こちらは日傘をさしてニシンを手に持つ二人の少女を陶板となります。日本で言う大漁祈願のようなもので、ボーンホルム島の漁業の豊かさを描いたものです。縦幅が40cm以上ある極めて大きく重たい陶板で、ミケル・アナセン&サンで制作された陶板でも最大サイズのものとなります。

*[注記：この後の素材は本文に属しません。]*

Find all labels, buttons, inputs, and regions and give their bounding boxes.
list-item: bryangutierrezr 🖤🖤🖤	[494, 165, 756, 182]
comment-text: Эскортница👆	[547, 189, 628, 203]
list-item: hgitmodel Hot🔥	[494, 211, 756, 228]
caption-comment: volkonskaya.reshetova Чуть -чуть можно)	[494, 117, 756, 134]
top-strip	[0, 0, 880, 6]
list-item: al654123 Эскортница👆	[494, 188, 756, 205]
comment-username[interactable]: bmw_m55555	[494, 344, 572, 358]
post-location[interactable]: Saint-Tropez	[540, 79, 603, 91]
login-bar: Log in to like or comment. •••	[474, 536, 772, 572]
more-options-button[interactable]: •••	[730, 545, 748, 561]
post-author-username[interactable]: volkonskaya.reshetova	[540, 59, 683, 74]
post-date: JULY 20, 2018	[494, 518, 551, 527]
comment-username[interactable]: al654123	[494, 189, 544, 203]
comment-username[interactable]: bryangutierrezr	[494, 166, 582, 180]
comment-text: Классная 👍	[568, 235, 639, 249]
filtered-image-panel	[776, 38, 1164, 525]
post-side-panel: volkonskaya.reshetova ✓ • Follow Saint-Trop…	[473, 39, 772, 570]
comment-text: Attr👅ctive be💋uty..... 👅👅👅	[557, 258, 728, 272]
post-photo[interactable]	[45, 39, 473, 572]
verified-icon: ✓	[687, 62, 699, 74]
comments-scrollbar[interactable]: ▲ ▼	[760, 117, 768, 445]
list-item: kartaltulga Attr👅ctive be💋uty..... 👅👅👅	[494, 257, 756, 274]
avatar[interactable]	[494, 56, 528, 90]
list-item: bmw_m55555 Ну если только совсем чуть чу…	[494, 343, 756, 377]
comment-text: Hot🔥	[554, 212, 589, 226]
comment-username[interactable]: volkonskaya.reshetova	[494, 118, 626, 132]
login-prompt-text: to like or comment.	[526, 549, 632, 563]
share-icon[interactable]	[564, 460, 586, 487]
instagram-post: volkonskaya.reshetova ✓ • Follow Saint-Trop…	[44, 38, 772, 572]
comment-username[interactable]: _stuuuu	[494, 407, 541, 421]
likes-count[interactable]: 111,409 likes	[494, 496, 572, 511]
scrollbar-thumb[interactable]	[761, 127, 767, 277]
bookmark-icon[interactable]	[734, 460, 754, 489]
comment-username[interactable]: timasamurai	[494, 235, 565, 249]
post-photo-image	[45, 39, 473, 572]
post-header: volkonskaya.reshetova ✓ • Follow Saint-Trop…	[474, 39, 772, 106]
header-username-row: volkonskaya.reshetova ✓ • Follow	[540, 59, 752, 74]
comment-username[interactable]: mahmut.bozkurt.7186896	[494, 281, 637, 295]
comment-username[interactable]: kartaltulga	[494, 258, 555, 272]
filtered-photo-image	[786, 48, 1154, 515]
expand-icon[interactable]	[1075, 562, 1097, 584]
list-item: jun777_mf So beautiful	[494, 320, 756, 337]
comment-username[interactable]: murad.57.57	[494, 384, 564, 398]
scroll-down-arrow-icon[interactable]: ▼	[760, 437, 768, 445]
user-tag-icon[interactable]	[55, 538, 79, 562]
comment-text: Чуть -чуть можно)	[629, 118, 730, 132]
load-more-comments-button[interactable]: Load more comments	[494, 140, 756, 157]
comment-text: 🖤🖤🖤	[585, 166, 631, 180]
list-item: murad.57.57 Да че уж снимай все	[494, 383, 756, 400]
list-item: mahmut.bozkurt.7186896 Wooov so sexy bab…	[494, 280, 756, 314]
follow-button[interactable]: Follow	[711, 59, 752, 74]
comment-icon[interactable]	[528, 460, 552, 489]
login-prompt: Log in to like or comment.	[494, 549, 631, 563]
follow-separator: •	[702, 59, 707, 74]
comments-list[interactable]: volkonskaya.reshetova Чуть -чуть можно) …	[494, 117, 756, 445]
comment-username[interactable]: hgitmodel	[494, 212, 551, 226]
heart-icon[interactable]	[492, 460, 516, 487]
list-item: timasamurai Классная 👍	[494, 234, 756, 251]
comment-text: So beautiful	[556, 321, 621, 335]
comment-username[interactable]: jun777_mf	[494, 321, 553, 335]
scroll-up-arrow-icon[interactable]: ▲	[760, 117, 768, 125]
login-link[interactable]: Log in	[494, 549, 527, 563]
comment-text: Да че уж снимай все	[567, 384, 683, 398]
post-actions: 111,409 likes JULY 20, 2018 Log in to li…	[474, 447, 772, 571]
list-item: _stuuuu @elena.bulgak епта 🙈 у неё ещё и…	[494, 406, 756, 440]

デザイナーは同社を20世紀の世界的なメーカーに押し上げたマリアンヌ・スタルク(Marianne Starck)です。スタルクは1955年から1993年までの長期間在籍したドイツ出身のデザイナーで、少女のモチーフをとりわけ好んで用いていました。薄い青の釉薬が鮮やかで、まだらに垂れかかったグラデーションが陶板に深みを与えています。背面には彼女のイニシャルサインであるMSが刻印されています。
■詳細スペック
- メーカー:Michael Andersen & Son / ミケル・アナセン&サン
- デザイナー:Marianne Starck / マリアンヌ・スタルク
- 年代:1970年代(推定)
- 製造国:デンマーク
- サイズ:縦幅46cm 横幅18cm 厚さ2cm
■コンディション:★★★★☆(4.5:極美品)
特筆するダメージのない完品です。背面の穴は釘などを差すためのものです。釘穴には使用感がないため全く使われずに保管されていたデッドストック品となります。背面に見える茶け製造時の窯焼きの跡となります。保存状ついた僅かなスレが背面に見られますが、オリジナルのコンディションをとどめたほぼミントコンディションの大変良い状態の陶板です。